Propaganda plays a critical role in shaping public opinion and fueling disinformation. While existing research primarily focuses on identifying propaganda techniques, it lacks the ability to capture the broader motives and the impacts of such content. To address these challenges, we introduce propainsight, a conceptual framework grounded in foundational social science research, which systematically dissects propaganda into techniques, arousal appeals, and underlying intent. propainsight offers a more granular understanding of how propaganda operates across different contexts. Additionally, we present propagaze, a novel dataset that combines human-annotated data with high-quality synthetic data generated through a meticulously designed pipeline. Our experiments show that off-the-shelf LLMs struggle with propaganda analysis, but training with propagaze significantly improves performance. Fine-tuned Llama-7B-Chat achieves 203.4% higher text span IoU in technique identification and 66.2% higher BertScore in appeal analysis compared to 1-shot GPT-4-Turbo. Moreover, propagaze complements limited human-annotated data in data-sparse and cross-domain scenarios, showing its potential for comprehensive and generalizable propaganda analysis.
Paper Structure (57 sections, 4 figures, 6 tables)

This paper contains 57 sections, 4 figures, 6 tables.

Figures (4)

  • Figure 1: We abstract key elements of propaganda from social science literature. A comprehensive propaganda frame includes the techniques employed, the appeals evoked in readers, and the author's underlying intent.
  • Figure 2: Partially controlled data generation pipeline: We first collect real-world news articles and derive an objective summary to extract events.
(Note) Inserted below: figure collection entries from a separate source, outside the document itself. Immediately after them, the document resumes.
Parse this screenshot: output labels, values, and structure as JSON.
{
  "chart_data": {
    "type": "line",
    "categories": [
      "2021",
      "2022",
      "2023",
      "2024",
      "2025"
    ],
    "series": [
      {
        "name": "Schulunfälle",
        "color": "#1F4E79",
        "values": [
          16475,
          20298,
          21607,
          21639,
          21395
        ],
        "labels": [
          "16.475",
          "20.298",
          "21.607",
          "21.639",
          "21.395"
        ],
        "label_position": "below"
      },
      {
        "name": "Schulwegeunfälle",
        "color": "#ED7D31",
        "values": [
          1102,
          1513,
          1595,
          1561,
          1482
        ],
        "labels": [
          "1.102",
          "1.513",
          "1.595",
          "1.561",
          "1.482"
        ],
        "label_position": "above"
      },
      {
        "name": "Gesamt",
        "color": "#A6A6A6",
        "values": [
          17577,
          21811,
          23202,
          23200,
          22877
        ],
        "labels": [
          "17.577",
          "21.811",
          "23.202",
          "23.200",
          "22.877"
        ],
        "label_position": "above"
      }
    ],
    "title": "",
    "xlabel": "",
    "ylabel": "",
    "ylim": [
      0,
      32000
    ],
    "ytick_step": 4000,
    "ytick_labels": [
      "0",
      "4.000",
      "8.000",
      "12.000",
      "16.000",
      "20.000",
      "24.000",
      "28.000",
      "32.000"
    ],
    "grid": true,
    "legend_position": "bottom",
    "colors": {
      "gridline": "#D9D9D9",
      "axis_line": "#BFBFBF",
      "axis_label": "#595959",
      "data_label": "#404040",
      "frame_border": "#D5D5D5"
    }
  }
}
Then we generate event-based intent, and randomly sample specific propaganda techniques to insert into the event descriptions. Lastly, we generate appeals from a reader's perspective, aiming at making the appeals grounded to the text.
  • Figure 3: The user interface we used in Label Studio to annotate intent based on a given article.
  • Figure 4: The user interface we used in Label Studio to annotate appeals based on a context. The highlighted part will be the sentence to be annotated, while other parts of 'Target Article' provide related context.